I started to see unexpected reboots and amdgpu trace in journal after upgrade linux 6.11.2.zen1-1 -> 6.11.3.zen1-1 on the 2024-10-17.
On the 2024-11-05 I've switched to linux 6.6.59-1-lts to fix an unrelated issue (no longer able to wake up after using S3 sleep due to nvidia drivers).
While the switch from zen to lts fixed the issue with resume, I still had unexpected reboots and sometimes amdgpu trace when rebooting.
In late 2022 I enabled eco mode to lower TDP to 65 W because I did not need the extra peak performance. Remembered that after seeing advice to tune CPU voltage on forum. Disabled the eco mode and problem seems to be gone (2 weeks running fine so far).
CPU is AMD Ryzen 7 7700X.
If it can help some readers...
Offline
I found 6.7.9 to be stable so far. No reboots. The moment I switch to a recent kernel I get the random reboots back. There's definitely something after 6.8.x.
Offline
https://wiki.archlinux.org/title/Ryzen#Random_reboots
"sudden reboots" are a hardware issue, the kernels might have gone more aggressive at core cycling or so, but the problem is your CPU. Fix that instead of hoping that nothing ever touches it.
Offline
Reporting back. 3 weeks with 6.7.9-zen1-1-zen, 12+ hours each day, no sudden reboots so far.
Offline
That's great but really doesn't change much.
Your CPU isn't supposed to bail because it doesn't like some core access patterns and posting that some dated kernel version didn't trigger this won't get you ahead either.
You could try to bisect the "breaking" commit but even then chances for this to be reverted because it's what randomly triggers you CPU into suiceide are miniscule.

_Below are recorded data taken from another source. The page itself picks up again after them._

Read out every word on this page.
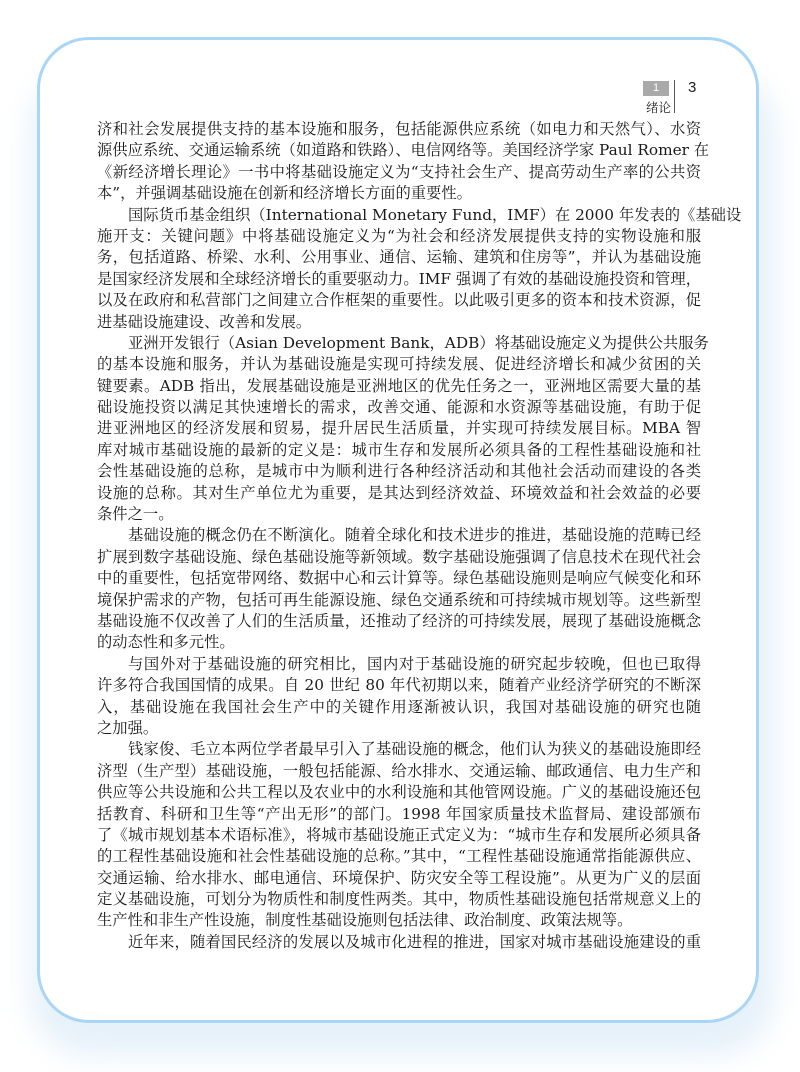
1
绪论
3
济和社会发展提供支持的基本设施和服务，包括能源供应系统（如电力和天然气）、水资
源供应系统、交通运输系统（如道路和铁路）、电信网络等。美国经济学家 Paul Romer 在
《新经济增长理论》一书中将基础设施定义为“支持社会生产、提高劳动生产率的公共资
本”，并强调基础设施在创新和经济增长方面的重要性。
国际货币基金组织（International Monetary Fund，IMF）在 2000 年发表的《基础设
施开支：关键问题》中将基础设施定义为“为社会和经济发展提供支持的实物设施和服
务，包括道路、桥梁、水利、公用事业、通信、运输、建筑和住房等”，并认为基础设施
是国家经济发展和全球经济增长的重要驱动力。IMF 强调了有效的基础设施投资和管理，
以及在政府和私营部门之间建立合作框架的重要性。以此吸引更多的资本和技术资源，促
进基础设施建设、改善和发展。
亚洲开发银行（Asian Development Bank，ADB）将基础设施定义为提供公共服务
的基本设施和服务，并认为基础设施是实现可持续发展、促进经济增长和减少贫困的关
键要素。ADB 指出，发展基础设施是亚洲地区的优先任务之一，亚洲地区需要大量的基
础设施投资以满足其快速增长的需求，改善交通、能源和水资源等基础设施，有助于促
进亚洲地区的经济发展和贸易，提升居民生活质量，并实现可持续发展目标。MBA 智
库对城市基础设施的最新的定义是：城市生存和发展所必须具备的工程性基础设施和社
会性基础设施的总称，是城市中为顺利进行各种经济活动和其他社会活动而建设的各类
设施的总称。其对生产单位尤为重要，是其达到经济效益、环境效益和社会效益的必要
条件之一。
基础设施的概念仍在不断演化。随着全球化和技术进步的推进，基础设施的范畴已经
扩展到数字基础设施、绿色基础设施等新领域。数字基础设施强调了信息技术在现代社会
中的重要性，包括宽带网络、数据中心和云计算等。绿色基础设施则是响应气候变化和环
境保护需求的产物，包括可再生能源设施、绿色交通系统和可持续城市规划等。这些新型
基础设施不仅改善了人们的生活质量，还推动了经济的可持续发展，展现了基础设施概念
的动态性和多元性。
与国外对于基础设施的研究相比，国内对于基础设施的研究起步较晚，但也已取得
许多符合我国国情的成果。自 20 世纪 80 年代初期以来，随着产业经济学研究的不断深
入，基础设施在我国社会生产中的关键作用逐渐被认识，我国对基础设施的研究也随
之加强。
钱家俊、毛立本两位学者最早引入了基础设施的概念，他们认为狭义的基础设施即经
济型（生产型）基础设施，一般包括能源、给水排水、交通运输、邮政通信、电力生产和
供应等公共设施和公共工程以及农业中的水利设施和其他管网设施。广义的基础设施还包
括教育、科研和卫生等“产出无形”的部门。1998 年国家质量技术监督局、建设部颁布
了《城市规划基本术语标准》，将城市基础设施正式定义为：“城市生存和发展所必须具备
的工程性基础设施和社会性基础设施的总称。”其中，“工程性基础设施通常指能源供应、
交通运输、给水排水、邮电通信、环境保护、防灾安全等工程设施”。从更为广义的层面
定义基础设施，可划分为物质性和制度性两类。其中，物质性基础设施包括常规意义上的
生产性和非生产性设施，制度性基础设施则包括法律、政治制度、政策法规等。
近年来，随着国民经济的发展以及城市化进程的推进，国家对城市基础设施建设的重
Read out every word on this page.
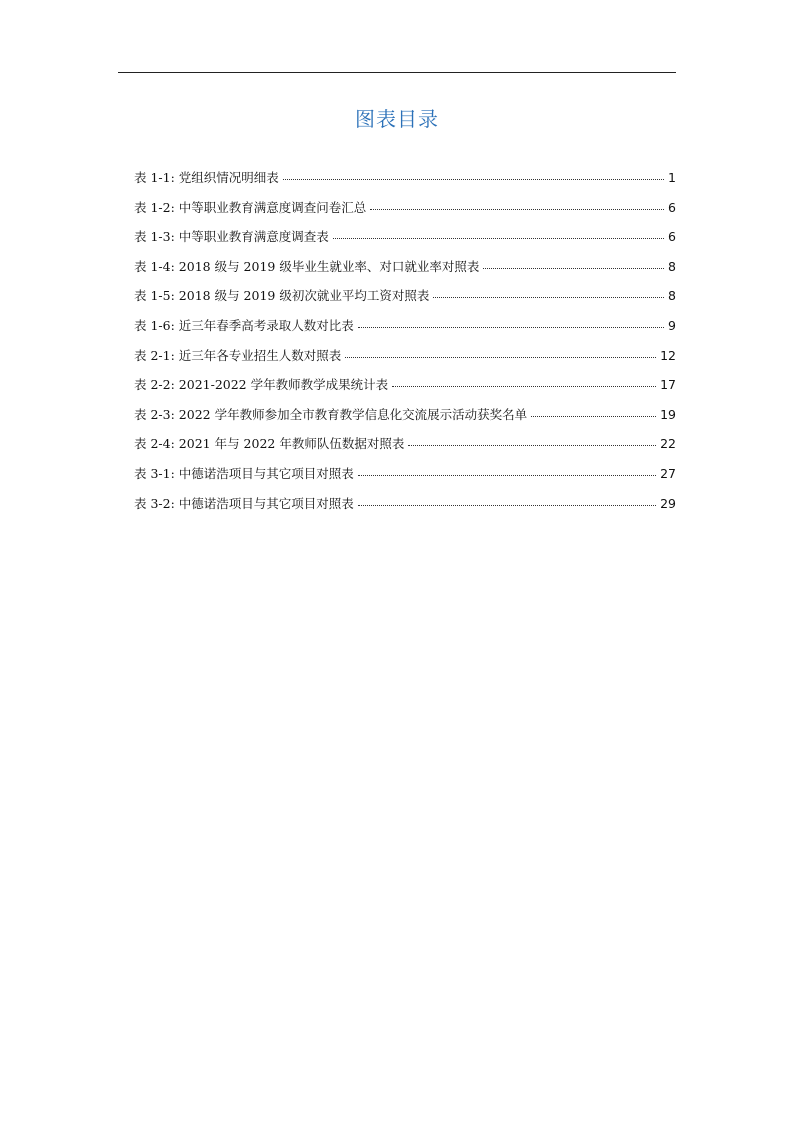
图表目录
表 1-1: 党组织情况明细表	1
表 1-2: 中等职业教育满意度调查问卷汇总	6
表 1-3: 中等职业教育满意度调查表	6
表 1-4: 2018 级与 2019 级毕业生就业率、对口就业率对照表	8
表 1-5: 2018 级与 2019 级初次就业平均工资对照表	8
表 1-6: 近三年春季高考录取人数对比表	9
表 2-1: 近三年各专业招生人数对照表	12
表 2-2: 2021-2022 学年教师教学成果统计表	17
表 2-3: 2022 学年教师参加全市教育教学信息化交流展示活动获奖名单	19
表 2-4: 2021 年与 2022 年教师队伍数据对照表	22
表 3-1: 中德诺浩项目与其它项目对照表	27
表 3-2: 中德诺浩项目与其它项目对照表	29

See whether increasing the voltage supply to the CPU stabilizes it (on newer kernels as well)
Offline
I upgraded to a recent kernel and had the same issue, and I've found that undervolting with ryzenadj has prevented the sudden reboots (so far).
Offline
*under*volt??
How exactly?
https://wiki.archlinux.org/title/Ryzen#Random_reboots
Offline
The +4 all core fix seems strange. There's quite a bit performance loss from -28 (as a general example).
Does the +4 bring the voltages (and performance) of say -28 all core on Windows? Replaced RAM on my 5900X and went back to -28 and two days no crash. Hope it stays this way.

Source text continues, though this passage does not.